A 3.77TOPS/W Convolutional Neural Network Processor With Priority-Driven Kernel Optimization

作者:Yue, Jinshan; Liu, Yongpan*; Yuan, Zhe; Wang, Zhibo; Guo, Qingwei; Li, Jinyang; Yang, Chengmo; Yang, Huazhong
来源:IEEE TRANSACTIONS ON CIRCUITS AND SYSTEMS II-EXPRESS BRIEFS, 2019, 66(2): 277-281.
DOI:10.1109/TCSII.2018.2846698

摘要

Convolutional neural network (CNN) has become very popular in image classification tasks. With the increasing demand on intelligent classification on battery-powered devices, energy-efficient ASICs for CNN are badly needed.
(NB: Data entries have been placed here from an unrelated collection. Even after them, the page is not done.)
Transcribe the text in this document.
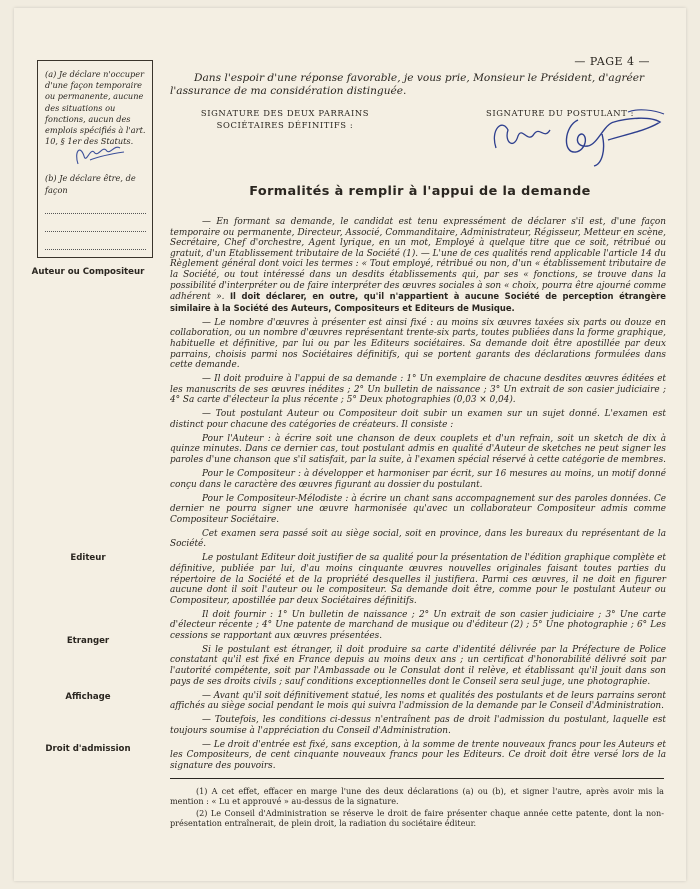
— PAGE 4 —

(a) Je déclare n'occuper d'une façon temporaire ou permanente, aucune des situations ou fonctions, aucun des emplois spécifiés à l'art. 10, § 1er des Statuts.

(b) Je déclare être, de façon

Dans l'espoir d'une réponse favorable, je vous prie, Monsieur le Président, d'agréer l'assurance de ma considération distinguée.
SIGNATURE DES DEUX PARRAINS SOCIÉTAIRES DÉFINITIFS :
SIGNATURE DU POSTULANT :
Formalités à remplir à l'appui de la demande
Auteur ou Compositeur
Editeur
Etranger
Affichage
Droit d'admission

— En formant sa demande, le candidat est tenu expressément de déclarer s'il est, d'une façon temporaire ou permanente, Directeur, Associé, Commanditaire, Administrateur, Régisseur, Metteur en scène, Secrétaire, Chef d'orchestre, Agent lyrique, en un mot, Employé à quelque titre que ce soit, rétribué ou gratuit, d'un Etablissement tributaire de la Société (1). — L'une de ces qualités rend applicable l'article 14 du Règlement général dont voici les termes : « Tout employé, rétribué ou non, d'un « établissement tributaire de la Société, ou tout intéressé dans un desdits établissements qui, par ses « fonctions, se trouve dans la possibilité d'interpréter ou de faire interpréter des œuvres sociales à son « choix, pourra être ajourné comme adhérent ». Il doit déclarer, en outre, qu'il n'appartient à aucune Société de perception étrangère similaire à la Société des Auteurs, Compositeurs et Editeurs de Musique.

— Le nombre d'œuvres à présenter est ainsi fixé : au moins six œuvres taxées six parts ou douze en collaboration, ou un nombre d'œuvres représentant trente-six parts, toutes publiées dans la forme graphique, habituelle et définitive, par lui ou par les Editeurs sociétaires. Sa demande doit être apostillée par deux parrains, choisis parmi nos Sociétaires définitifs, qui se portent garants des déclarations formulées dans cette demande.

— Il doit produire à l'appui de sa demande : 1° Un exemplaire de chacune desdites œuvres éditées et les manuscrits de ses œuvres inédites ; 2° Un bulletin de naissance ; 3° Un extrait de son casier judiciaire ; 4° Sa carte d'électeur la plus récente ; 5° Deux photographies (0,03 × 0,04).

— Tout postulant Auteur ou Compositeur doit subir un examen sur un sujet donné. L'examen est distinct pour chacune des catégories de créateurs. Il consiste :

Pour l'Auteur : à écrire soit une chanson de deux couplets et d'un refrain, soit un sketch de dix à quinze minutes. Dans ce dernier cas, tout postulant admis en qualité d'Auteur de sketches ne peut signer les paroles d'une chanson que s'il satisfait, par la suite, à l'examen spécial réservé à cette catégorie de membres.

Pour le Compositeur : à développer et harmoniser par écrit, sur 16 mesures au moins, un motif donné conçu dans le caractère des œuvres figurant au dossier du postulant.

Pour le Compositeur-Mélodiste : à écrire un chant sans accompagnement sur des paroles données. Ce dernier ne pourra signer une œuvre harmonisée qu'avec un collaborateur Compositeur admis comme Compositeur Sociétaire.

Cet examen sera passé soit au siège social, soit en province, dans les bureaux du représentant de la Société.

Le postulant Editeur doit justifier de sa qualité pour la présentation de l'édition graphique complète et définitive, publiée par lui, d'au moins cinquante œuvres nouvelles originales faisant toutes parties du répertoire de la Société et de la propriété desquelles il justifiera. Parmi ces œuvres, il ne doit en figurer aucune dont il soit l'auteur ou le compositeur. Sa demande doit être, comme pour le postulant Auteur ou Compositeur, apostillée par deux Sociétaires définitifs.

Il doit fournir : 1° Un bulletin de naissance ; 2° Un extrait de son casier judiciaire ; 3° Une carte d'électeur récente ; 4° Une patente de marchand de musique ou d'éditeur (2) ; 5° Une photographie ; 6° Les cessions se rapportant aux œuvres présentées.

Si le postulant est étranger, il doit produire sa carte d'identité délivrée par la Préfecture de Police constatant qu'il est fixé en France depuis au moins deux ans ; un certificat d'honorabilité délivré soit par l'autorité compétente, soit par l'Ambassade ou le Consulat dont il relève, et établissant qu'il jouit dans son pays de ses droits civils ; sauf conditions exceptionnelles dont le Conseil sera seul juge, une photographie.

— Avant qu'il soit définitivement statué, les noms et qualités des postulants et de leurs parrains seront affichés au siège social pendant le mois qui suivra l'admission de la demande par le Conseil d'Administration.

— Toutefois, les conditions ci-dessus n'entraînent pas de droit l'admission du postulant, laquelle est toujours soumise à l'appréciation du Conseil d'Administration.

— Le droit d'entrée est fixé, sans exception, à la somme de trente nouveaux francs pour les Auteurs et les Compositeurs, de cent cinquante nouveaux francs pour les Editeurs. Ce droit doit être versé lors de la signature des pouvoirs.

(1) A cet effet, effacer en marge l'une des deux déclarations (a) ou (b), et signer l'autre, après avoir mis la mention : « Lu et approuvé » au-dessus de la signature.

(2) Le Conseil d'Administration se réserve le droit de faire présenter chaque année cette patente, dont la non-présentation entraînerait, de plein droit, la radiation du sociétaire éditeur.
While previous CNN ASIC processors support operations of different kernel sizes, they sacrifice efficiency to support flexible convolution operations. In fact, convolution operations with a certain kernel size are dominating in many real-case CNNs. This brief proposes a kernel-optimized architecture for 3 x 3 kernels (KOP3), which are dominating operations in mainstream image classification CNNs. Although KOP3 aims at 3 x 3 kernel operations, it also provides programmability to support arbitrary kernel sizes. KOP3 achieves average energy efficiency of 3.77TOPS/W, which is 4.01x better than the best state-of-the-art CNN ASIC processor.